MATLAB individual license for base product is actually lower, but toolboxes can cost a fortune. Student/Home version does not have several features inbuilt which have to be bought separately. Also the symbolic math support is dodgy. If I had to do Numpy type of operations only, I will take Numpy over MATLAB because its open source and free.


Symbolic math in matlab is vastly inferior to Mathematica, and the deep learning and reinforcement learning toolboxes are vastly inferior to the offerings in python.

However for control system design or digital signal processing I think matlab is superior to both, I also think the matlab IDE is severely underated.

These are just from my experiences, I’m sure each of these languages have other applications where they are superior to the other too.

I also speak with privilege as someone who has access to all these packages for free so..


imo, the problem with Matlab is that Julia is better in pretty much every way. even numpy has managed to outclass it.


There's a free tier of Wolfram Cloud. Mathematica is also bundled with the Raspberry Pi Raspbian distribution.

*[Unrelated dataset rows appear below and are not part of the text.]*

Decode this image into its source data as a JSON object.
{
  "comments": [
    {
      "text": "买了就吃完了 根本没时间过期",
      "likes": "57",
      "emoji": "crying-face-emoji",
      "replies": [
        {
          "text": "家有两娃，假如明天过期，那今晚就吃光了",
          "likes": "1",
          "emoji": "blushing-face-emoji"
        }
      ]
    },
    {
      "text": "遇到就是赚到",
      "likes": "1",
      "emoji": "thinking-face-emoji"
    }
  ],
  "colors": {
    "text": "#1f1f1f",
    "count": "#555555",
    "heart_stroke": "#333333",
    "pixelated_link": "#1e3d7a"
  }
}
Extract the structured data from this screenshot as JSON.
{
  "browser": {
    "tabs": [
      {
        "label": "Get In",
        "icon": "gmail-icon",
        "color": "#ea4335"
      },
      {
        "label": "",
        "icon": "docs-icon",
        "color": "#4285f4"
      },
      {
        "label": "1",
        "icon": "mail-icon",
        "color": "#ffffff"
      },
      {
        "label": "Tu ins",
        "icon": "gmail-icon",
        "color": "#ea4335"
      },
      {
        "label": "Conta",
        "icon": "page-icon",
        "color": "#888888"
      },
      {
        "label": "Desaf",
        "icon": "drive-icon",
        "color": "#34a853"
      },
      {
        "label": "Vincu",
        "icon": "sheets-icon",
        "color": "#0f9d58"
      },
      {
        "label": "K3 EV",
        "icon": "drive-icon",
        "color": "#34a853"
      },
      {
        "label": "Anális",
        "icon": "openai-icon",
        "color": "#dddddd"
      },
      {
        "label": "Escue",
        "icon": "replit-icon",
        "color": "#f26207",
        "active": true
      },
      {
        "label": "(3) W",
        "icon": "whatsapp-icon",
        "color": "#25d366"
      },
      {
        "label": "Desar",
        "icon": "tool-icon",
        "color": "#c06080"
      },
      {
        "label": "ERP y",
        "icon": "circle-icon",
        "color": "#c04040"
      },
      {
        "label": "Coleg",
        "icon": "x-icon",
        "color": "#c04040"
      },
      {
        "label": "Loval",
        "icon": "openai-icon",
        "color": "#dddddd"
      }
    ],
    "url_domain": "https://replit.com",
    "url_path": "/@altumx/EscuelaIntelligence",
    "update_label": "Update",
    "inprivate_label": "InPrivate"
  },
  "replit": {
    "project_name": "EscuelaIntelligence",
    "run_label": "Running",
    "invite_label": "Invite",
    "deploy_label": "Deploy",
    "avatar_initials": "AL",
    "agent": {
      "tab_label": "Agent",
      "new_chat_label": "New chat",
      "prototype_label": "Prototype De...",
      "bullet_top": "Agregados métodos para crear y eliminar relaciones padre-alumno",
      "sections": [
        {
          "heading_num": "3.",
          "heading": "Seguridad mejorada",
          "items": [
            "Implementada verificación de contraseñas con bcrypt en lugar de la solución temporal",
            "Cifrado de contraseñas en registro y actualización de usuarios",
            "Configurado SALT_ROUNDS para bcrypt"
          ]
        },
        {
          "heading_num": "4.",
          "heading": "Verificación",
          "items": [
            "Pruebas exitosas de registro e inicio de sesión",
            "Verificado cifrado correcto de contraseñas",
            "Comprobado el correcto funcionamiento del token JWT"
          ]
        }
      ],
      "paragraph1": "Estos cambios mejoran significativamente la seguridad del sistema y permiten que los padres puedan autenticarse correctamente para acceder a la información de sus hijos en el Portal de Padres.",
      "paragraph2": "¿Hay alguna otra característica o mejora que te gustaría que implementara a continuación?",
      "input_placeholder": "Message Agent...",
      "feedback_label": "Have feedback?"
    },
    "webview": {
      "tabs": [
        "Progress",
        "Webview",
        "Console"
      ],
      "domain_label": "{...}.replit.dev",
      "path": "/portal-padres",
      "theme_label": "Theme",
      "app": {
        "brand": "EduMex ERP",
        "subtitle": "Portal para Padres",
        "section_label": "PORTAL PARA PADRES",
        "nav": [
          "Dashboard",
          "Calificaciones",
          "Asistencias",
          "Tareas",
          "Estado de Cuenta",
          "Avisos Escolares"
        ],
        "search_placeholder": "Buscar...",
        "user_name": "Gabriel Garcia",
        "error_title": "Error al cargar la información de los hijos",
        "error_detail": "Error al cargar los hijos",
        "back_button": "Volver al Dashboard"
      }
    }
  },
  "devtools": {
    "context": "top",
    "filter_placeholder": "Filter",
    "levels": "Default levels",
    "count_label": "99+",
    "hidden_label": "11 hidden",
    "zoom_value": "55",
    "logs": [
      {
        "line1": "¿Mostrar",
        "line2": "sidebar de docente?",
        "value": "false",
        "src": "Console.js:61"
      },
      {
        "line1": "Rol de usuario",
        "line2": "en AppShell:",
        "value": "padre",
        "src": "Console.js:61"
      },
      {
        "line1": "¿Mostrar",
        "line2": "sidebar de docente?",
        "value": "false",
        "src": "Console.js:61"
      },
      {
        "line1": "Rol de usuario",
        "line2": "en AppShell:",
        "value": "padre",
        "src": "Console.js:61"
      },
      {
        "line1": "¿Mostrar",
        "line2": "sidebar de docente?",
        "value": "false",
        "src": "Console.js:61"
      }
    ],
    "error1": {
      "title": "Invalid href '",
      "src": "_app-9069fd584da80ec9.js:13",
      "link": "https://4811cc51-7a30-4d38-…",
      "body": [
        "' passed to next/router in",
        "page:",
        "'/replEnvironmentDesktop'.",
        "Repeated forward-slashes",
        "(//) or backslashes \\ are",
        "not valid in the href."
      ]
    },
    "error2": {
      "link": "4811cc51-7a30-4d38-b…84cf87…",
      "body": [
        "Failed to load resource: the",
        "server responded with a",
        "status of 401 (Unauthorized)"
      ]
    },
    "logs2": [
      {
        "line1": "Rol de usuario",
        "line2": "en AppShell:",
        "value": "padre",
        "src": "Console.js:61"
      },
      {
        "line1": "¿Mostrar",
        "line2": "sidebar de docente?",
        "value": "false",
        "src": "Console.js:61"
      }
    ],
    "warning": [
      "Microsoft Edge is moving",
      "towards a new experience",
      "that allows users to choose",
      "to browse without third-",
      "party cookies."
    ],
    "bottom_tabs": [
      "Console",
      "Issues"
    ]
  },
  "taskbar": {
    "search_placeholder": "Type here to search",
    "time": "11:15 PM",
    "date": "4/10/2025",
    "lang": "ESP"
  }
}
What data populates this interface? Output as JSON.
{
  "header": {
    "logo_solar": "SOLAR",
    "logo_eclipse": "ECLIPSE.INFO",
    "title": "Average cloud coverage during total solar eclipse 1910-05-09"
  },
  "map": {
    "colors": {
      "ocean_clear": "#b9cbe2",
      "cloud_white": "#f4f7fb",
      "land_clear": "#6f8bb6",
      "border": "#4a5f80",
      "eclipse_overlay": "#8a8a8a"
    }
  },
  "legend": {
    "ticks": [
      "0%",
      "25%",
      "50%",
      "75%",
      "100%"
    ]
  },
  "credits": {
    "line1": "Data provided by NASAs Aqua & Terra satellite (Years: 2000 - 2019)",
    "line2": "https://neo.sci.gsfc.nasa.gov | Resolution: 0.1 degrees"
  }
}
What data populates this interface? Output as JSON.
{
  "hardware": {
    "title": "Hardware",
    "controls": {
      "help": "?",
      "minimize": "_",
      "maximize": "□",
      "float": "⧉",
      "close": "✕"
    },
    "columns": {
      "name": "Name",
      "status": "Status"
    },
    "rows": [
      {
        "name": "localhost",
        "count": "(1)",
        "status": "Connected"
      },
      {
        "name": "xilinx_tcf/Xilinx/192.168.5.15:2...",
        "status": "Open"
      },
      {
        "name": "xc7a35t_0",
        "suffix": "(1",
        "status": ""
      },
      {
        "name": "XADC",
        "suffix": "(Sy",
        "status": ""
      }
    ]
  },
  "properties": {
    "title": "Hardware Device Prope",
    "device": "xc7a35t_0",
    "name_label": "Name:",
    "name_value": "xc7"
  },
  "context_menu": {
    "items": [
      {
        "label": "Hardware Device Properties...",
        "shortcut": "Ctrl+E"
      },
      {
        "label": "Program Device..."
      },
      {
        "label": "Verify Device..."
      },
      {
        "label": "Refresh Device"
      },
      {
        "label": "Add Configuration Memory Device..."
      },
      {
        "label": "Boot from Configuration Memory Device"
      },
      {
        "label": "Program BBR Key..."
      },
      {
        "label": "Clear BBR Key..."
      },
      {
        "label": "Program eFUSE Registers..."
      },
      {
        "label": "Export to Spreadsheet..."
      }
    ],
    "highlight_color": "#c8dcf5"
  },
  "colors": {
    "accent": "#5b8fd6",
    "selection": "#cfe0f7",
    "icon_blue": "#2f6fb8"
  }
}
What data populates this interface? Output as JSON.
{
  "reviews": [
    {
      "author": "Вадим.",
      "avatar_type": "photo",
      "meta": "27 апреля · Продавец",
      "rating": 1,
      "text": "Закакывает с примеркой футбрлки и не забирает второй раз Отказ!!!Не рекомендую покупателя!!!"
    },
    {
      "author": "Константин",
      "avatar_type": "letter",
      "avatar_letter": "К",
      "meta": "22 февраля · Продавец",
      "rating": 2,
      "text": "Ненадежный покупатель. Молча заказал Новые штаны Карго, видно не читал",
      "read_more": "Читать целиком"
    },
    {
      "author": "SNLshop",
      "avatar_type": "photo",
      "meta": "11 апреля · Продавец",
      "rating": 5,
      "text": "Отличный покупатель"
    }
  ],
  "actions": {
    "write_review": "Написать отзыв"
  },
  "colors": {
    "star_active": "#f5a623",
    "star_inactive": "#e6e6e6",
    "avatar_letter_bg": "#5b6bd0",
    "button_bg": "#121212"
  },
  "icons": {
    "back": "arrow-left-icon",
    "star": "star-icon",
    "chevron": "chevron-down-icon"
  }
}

It is practically unusable to the point of being a joke on Raspberry pi. Mathematica still takes couple of seconds on my 8-core/64GB rig to compute a non-trivial expression, notwithstanding any manual simplification. There is a noticeable time to boot the program where you stare at the Wolfram Spikey. The benchmarks are brutal no matter which Raspberry pi you choose:

1. (Older artucle) https://forums.raspberrypi.com/viewtopic.php?t=248423

2. (Newer article in JP but web translation works decent): https://decafish.blog.ss-blog.jp/2020-07-19


Yes, with a rpi you are going back 15-20 years in performance. I don't know that I would call that unusable. People used Mathematica on the G5 PowerPC, which was in the same ballpark in the benchmarks you cite.

So I guess... for hobbyists, it just depends on your hobby.


I am okay with a G5-spec if everything else remained as they were 20 years ago. They haven't.

Datasets have grown in size exponentially. You deal with images which are no longer few kilobytes. Window managers in the GUI have to paint over a much larger display area even if you consider whitespace. To do a hobby project like for e.g build a toy spam-filter or a toy classifier, the prompt to execution takes over 6 minutes on a really tiny model. I don't see why this hobby project angle seems viable either. Hence, why I said its unusable practically.


I'd be curious what qemu could do for running the RPI Mathematica on a regular desktop computer


It's also very, very easy to run into compute limits on the free tiers of Wolfram Cloud and even Wolfram Alpha.